Professor of Sociology Howard Sacks P’08 discussed why people should connect with their community and understand the sources of their food in the latest Kenyon Unique lecture.
Sacks, who founded the Kenyon Rural Life Center, explored how those ideas are important to a liberal arts education in his speech, “Food for Thought: Farming, Community and Place,” Thursday, April 23, in the Community Foundation Theater in Gund Gallery. The Kenyon Unique lecture series features distinguished faculty members whose talks are recorded for a digital archive. Sacks' speech was also livestreamed.
One way the College fosters that community connection is by using local sources for 42 percent of the food for dining services, making Kenyon a national leader in the use of local foods, Sacks said.

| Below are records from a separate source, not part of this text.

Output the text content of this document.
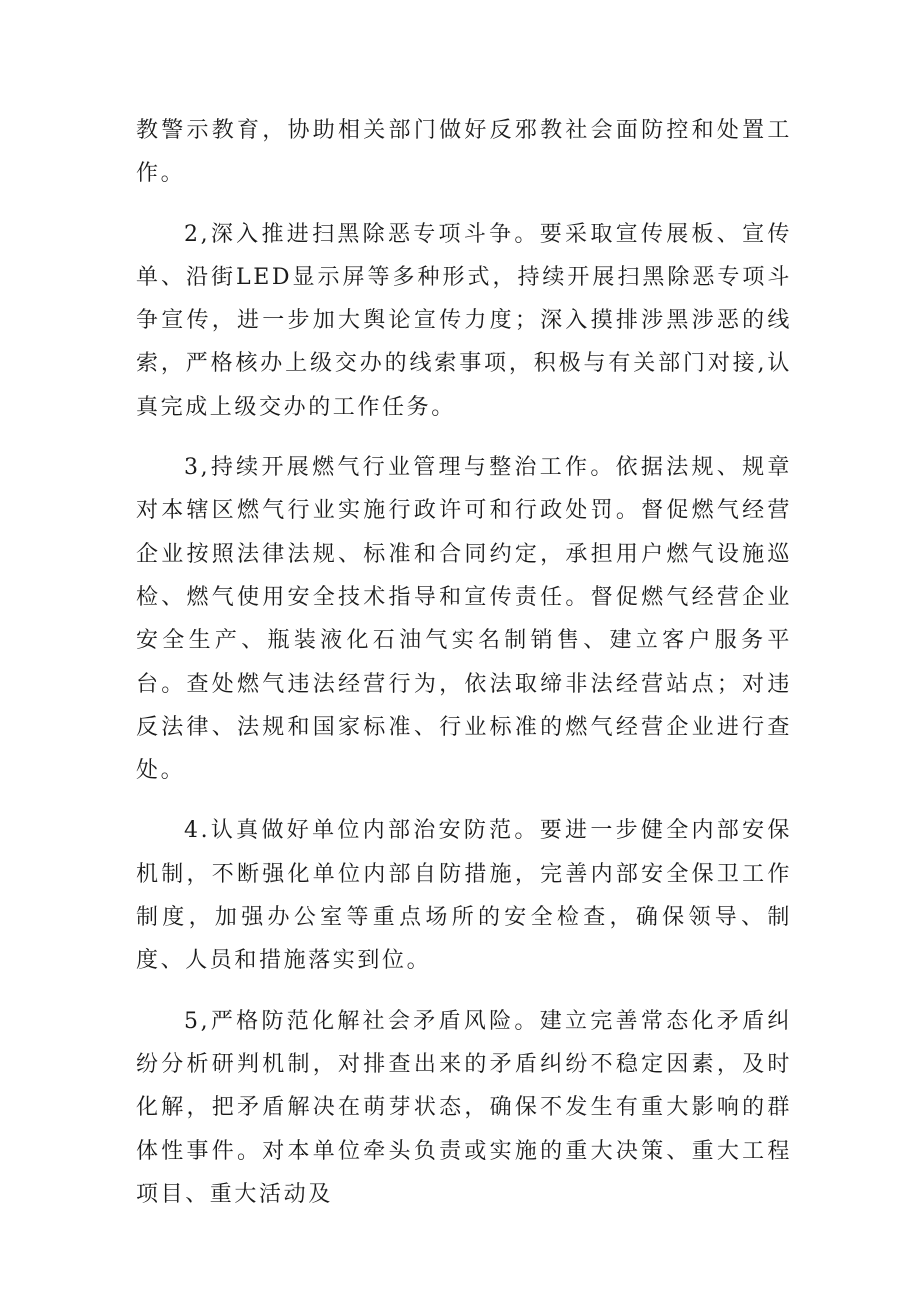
教警示教育，协助相关部门做好反邪教社会面防控和处置工作。

2,深入推进扫黑除恶专项斗争。要采取宣传展板、宣传单、沿街LED显示屏等多种形式，持续开展扫黑除恶专项斗争宣传，进一步加大舆论宣传力度；深入摸排涉黑涉恶的线索，严格核办上级交办的线索事项，积极与有关部门对接,认真完成上级交办的工作任务。

3,持续开展燃气行业管理与整治工作。依据法规、规章对本辖区燃气行业实施行政许可和行政处罚。督促燃气经营企业按照法律法规、标准和合同约定，承担用户燃气设施巡检、燃气使用安全技术指导和宣传责任。督促燃气经营企业安全生产、瓶装液化石油气实名制销售、建立客户服务平台。查处燃气违法经营行为，依法取缔非法经营站点；对违反法律、法规和国家标准、行业标准的燃气经营企业进行查处。

4.认真做好单位内部治安防范。要进一步健全内部安保机制，不断强化单位内部自防措施，完善内部安全保卫工作制度，加强办公室等重点场所的安全检查，确保领导、制度、人员和措施落实到位。

5,严格防范化解社会矛盾风险。建立完善常态化矛盾纠纷分析研判机制，对排查出来的矛盾纠纷不稳定因素，及时化解，把矛盾解决在萌芽状态，确保不发生有重大影响的群体性事件。对本单位牵头负责或实施的重大决策、重大工程项目、重大活动及
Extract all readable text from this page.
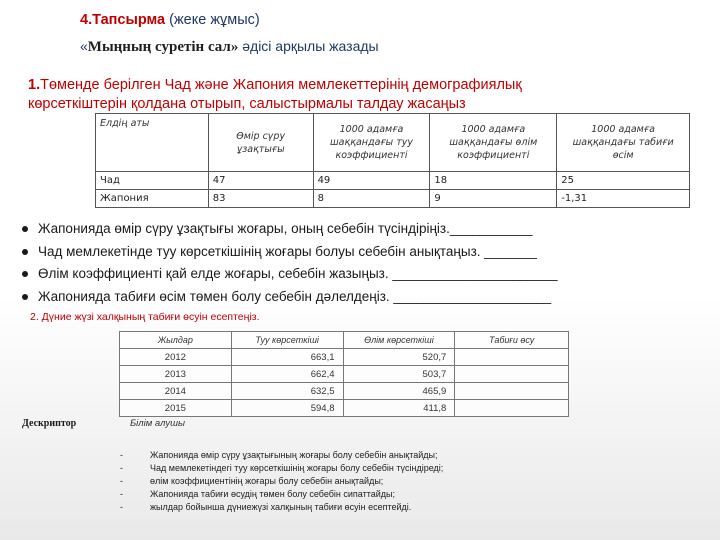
4.Тапсырма (жеке жұмыс)
«Мыңның суретін сал» әдісі арқылы жазады
1.Төменде берілген Чад және Жапония мемлекеттерінің демографиялық көрсеткіштерін қолдана отырып, салыстырмалы талдау жасаңыз
Елдің аты	Өмір сүру ұзақтығы	1000 адамға шаққандағы туу коэффициенті	1000 адамға шаққандағы өлім коэффициенті	1000 адамға шаққандағы табиғи өсім
Чад	47	49	18	25
Жапония	83	8	9	-1,31
Жапонияда өмір сүру ұзақтығы жоғары, оның себебін түсіндіріңіз.___________
Чад мемлекетінде туу көрсеткішінің жоғары болуы себебін анықтаңыз. _______
Өлім коэффициенті қай елде жоғары, себебін жазыңыз. ______________________
Жапонияда табиғи өсім төмен болу себебін дәлелдеңіз. _____________________
2. Дүние жүзі халқының табиғи өсуін есептеңіз.
Жылдар	Туу көрсеткіші	Өлім көрсеткіші	Табиғи өсу
2012	663,1	520,7	
2013	662,4	503,7	
2014	632,5	465,9	
2015	594,8	411,8	
Дескриптор	Білім алушы
-	Жапонияда өмір сүру ұзақтығының жоғары болу себебін анықтайды;
-	Чад мемлекетіндегі туу көрсеткішінің жоғары болу себебін түсіндіреді;
-	өлім коэффициентінің жоғары болу себебін анықтайды;
-	Жапонияда табиғи өсудің төмен болу себебін сипаттайды;
-	жылдар бойынша дүниежүзі халқының табиғи өсуін есептейді.
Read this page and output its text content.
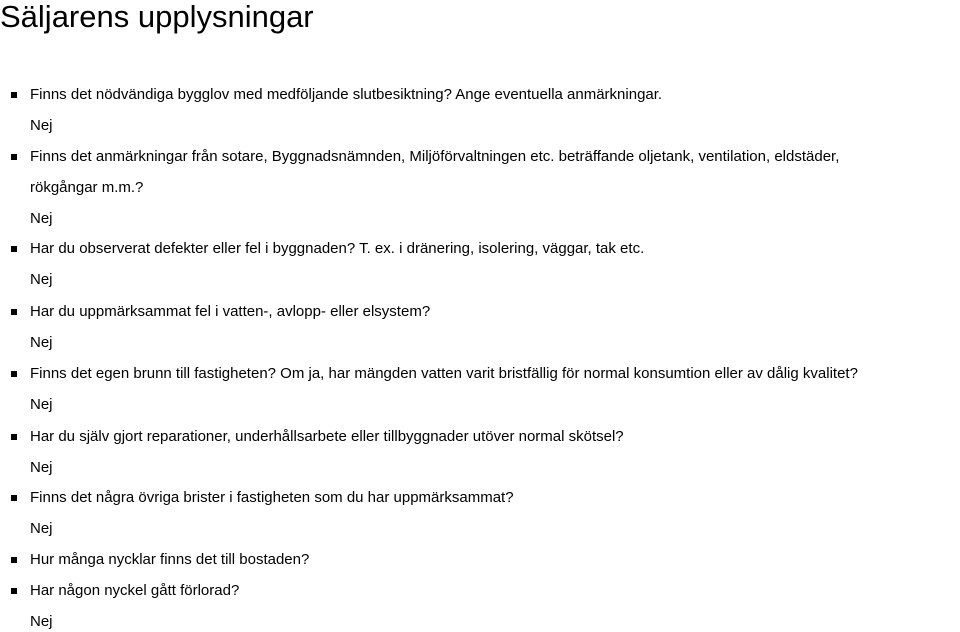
Säljarens upplysningar
Finns det nödvändiga bygglov med medföljande slutbesiktning? Ange eventuella anmärkningar.
Nej
Finns det anmärkningar från sotare, Byggnadsnämnden, Miljöförvaltningen etc. beträffande oljetank, ventilation, eldstäder,
rökgångar m.m.?
Nej
Har du observerat defekter eller fel i byggnaden? T. ex. i dränering, isolering, väggar, tak etc.
Nej
Har du uppmärksammat fel i vatten-, avlopp- eller elsystem?
Nej
Finns det egen brunn till fastigheten? Om ja, har mängden vatten varit bristfällig för normal konsumtion eller av dålig kvalitet?
Nej
Har du själv gjort reparationer, underhållsarbete eller tillbyggnader utöver normal skötsel?
Nej
Finns det några övriga brister i fastigheten som du har uppmärksammat?
Nej
Hur många nycklar finns det till bostaden?
Har någon nyckel gått förlorad?
Nej
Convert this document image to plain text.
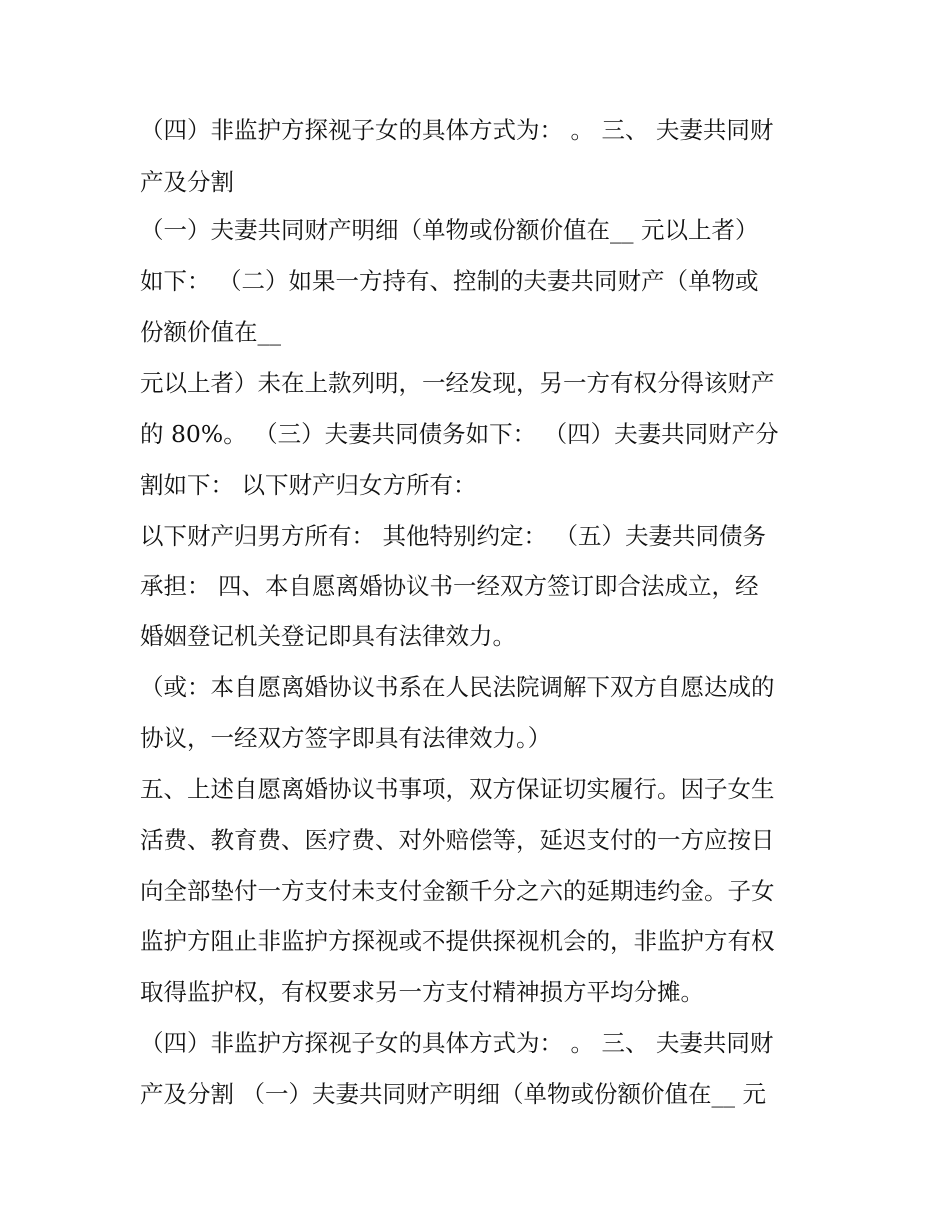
（四）非监护方探视子女的具体方式为： 。 三、 夫妻共同财

产及分割

（一）夫妻共同财产明细（单物或份额价值在__ 元以上者）

如下： （二）如果一方持有、控制的夫妻共同财产（单物或

份额价值在__

元以上者）未在上款列明，一经发现，另一方有权分得该财产

的 80%。 （三）夫妻共同债务如下： （四）夫妻共同财产分

割如下： 以下财产归女方所有：

以下财产归男方所有： 其他特别约定： （五）夫妻共同债务

承担： 四、本自愿离婚协议书一经双方签订即合法成立，经

婚姻登记机关登记即具有法律效力。

（或：本自愿离婚协议书系在人民法院调解下双方自愿达成的

协议，一经双方签字即具有法律效力。）

五、上述自愿离婚协议书事项，双方保证切实履行。因子女生

活费、教育费、医疗费、对外赔偿等，延迟支付的一方应按日

向全部垫付一方支付未支付金额千分之六的延期违约金。子女

监护方阻止非监护方探视或不提供探视机会的，非监护方有权

取得监护权，有权要求另一方支付精神损方平均分摊。

（四）非监护方探视子女的具体方式为： 。 三、 夫妻共同财

产及分割 （一）夫妻共同财产明细（单物或份额价值在__ 元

“Beyond providing tasty and nutritious food for our students, this effort constitutes one part of a countywide initiative to build a sustainable local food system that will support the family farms that are central to our rural character,” he said.
Connecting to a community is more difficult in an increasingly mobile and virtual world, he said. “The liberal arts are designed to teach us how to live a good life in the broadest sense of the term ‘good.’ I think connecting to place is central to that goal.”
Sacks, who says he practices “backyard sociology,” has spent his career championing rural life in the area, working with Kenyon students since 1978 to document Knox County’s history, culture, economy and nature. Through the Rural Life Center, Kenyon helped start the Mount Vernon Farmer’s Market, published a guide to local food sources in the county, supported the community garden program, developed a garden at Wiggin Street School and worked to get fresh, local foods to the neediest residents.
Strengthening ties between Kenyon and the Knox County community is a priority for the College. For example, Kenyon recently announced a plan to renovate the Buckeye Candy building as an extension of the College in downtown Mount Vernon. Members of the Kenyon College Board of Trustees met April 23-24 to consider final approval of the plan and tour Knox County and the building with community leaders.
Sacks will introduce a new first-year seminar in the fall semester called “Life Along the Kokosing,” designed to familiarize students with the place where they live. They will learn about the community through several topics and locations, including Wolf Run that feeds into the Kokosing River at the Brown Family Environmental Center and a song about Knox County by the Snowden Family Band, an African-American group that performed locally starting in the 1850s. “Ultimately, the goal in true liberal arts fashion is to show the interconnection between the natural, the economic, the social and the cultural,” he said.